ESPN president John Skipper has said that the network doesn’t have a “frat-boy culture,” but there’s plenty of reason to believe evidence that the contrary is true. The title alone of Those Guys Have All the Fun: Inside the World of ESPN, the recent, rowdy history of the network by James Andrew Miller and Tom Shales, suggests (and who would seriously argue otherwise?) that bros rule Bristol. Many of them are ex-athletes who have moved directly from the hallowed locker rooms to what is ostensibly a newsroom. ESPN has allowed a culture of athletics to dilute its culture of news.

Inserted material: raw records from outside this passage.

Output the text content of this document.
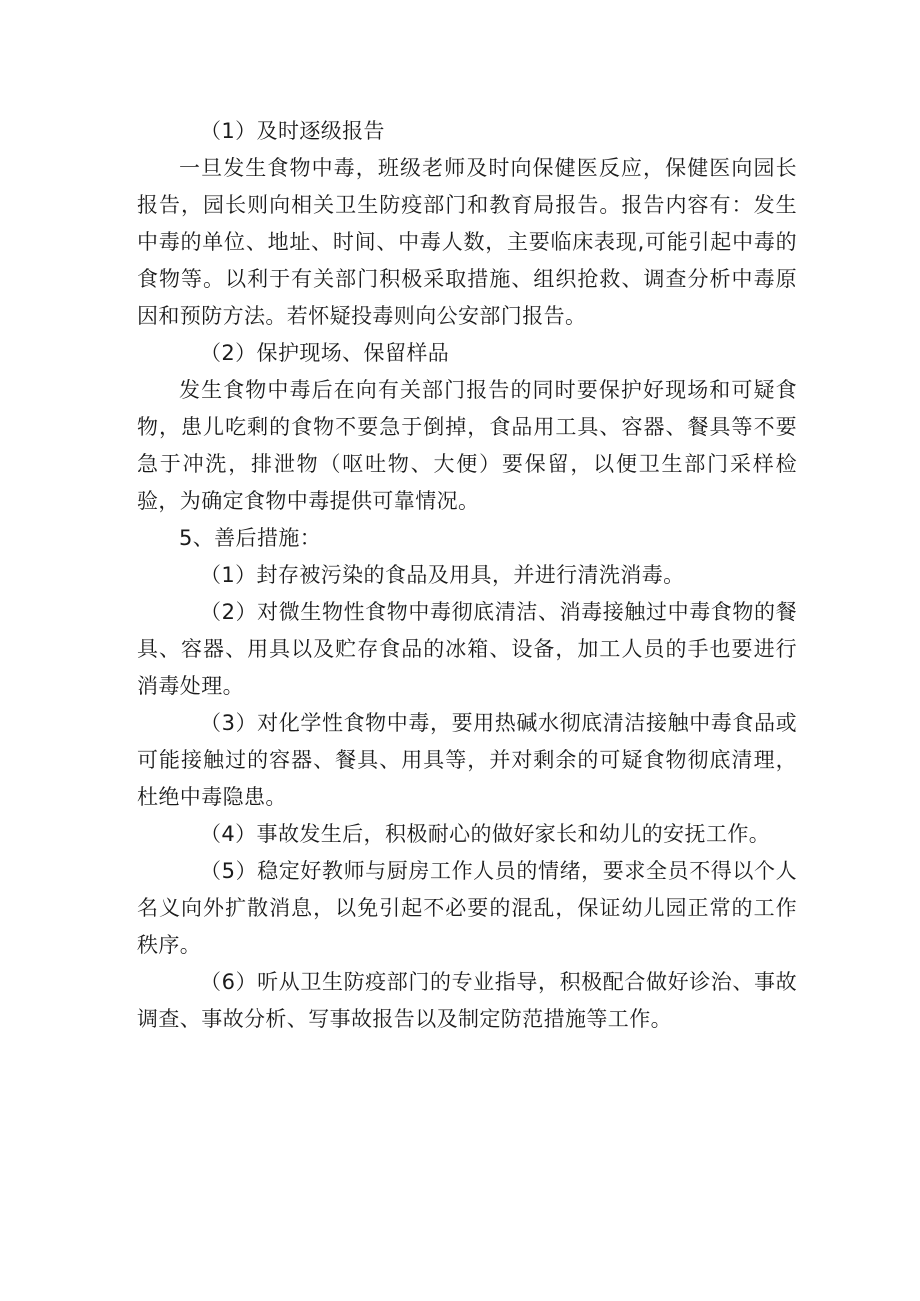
（1）及时逐级报告

一旦发生食物中毒，班级老师及时向保健医反应，保健医向园长报告，园长则向相关卫生防疫部门和教育局报告。报告内容有：发生中毒的单位、地址、时间、中毒人数，主要临床表现,可能引起中毒的食物等。以利于有关部门积极采取措施、组织抢救、调查分析中毒原因和预防方法。若怀疑投毒则向公安部门报告。

（2）保护现场、保留样品

发生食物中毒后在向有关部门报告的同时要保护好现场和可疑食物，患儿吃剩的食物不要急于倒掉，食品用工具、容器、餐具等不要急于冲洗，排泄物（呕吐物、大便）要保留，以便卫生部门采样检验，为确定食物中毒提供可靠情况。

5、善后措施：

（1）封存被污染的食品及用具，并进行清洗消毒。

（2）对微生物性食物中毒彻底清洁、消毒接触过中毒食物的餐具、容器、用具以及贮存食品的冰箱、设备，加工人员的手也要进行消毒处理。

（3）对化学性食物中毒，要用热碱水彻底清洁接触中毒食品或可能接触过的容器、餐具、用具等，并对剩余的可疑食物彻底清理，杜绝中毒隐患。

（4）事故发生后，积极耐心的做好家长和幼儿的安抚工作。

（5）稳定好教师与厨房工作人员的情绪，要求全员不得以个人名义向外扩散消息，以免引起不必要的混乱，保证幼儿园正常的工作秩序。

（6）听从卫生防疫部门的专业指导，积极配合做好诊治、事故调查、事故分析、写事故报告以及制定防范措施等工作。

Consider that the network will be discussing the NFL’s first openly gay player without an openly gay anchor of its own. It does, though, employ a prominent basketball writer who, on air, called being gay “an open rebellion to God.” ESPN will now spend months debating whether the NFL is ready to accept an out gay player. It will be both funny and sad if it never occurs to ESPN to turn that lens on itself.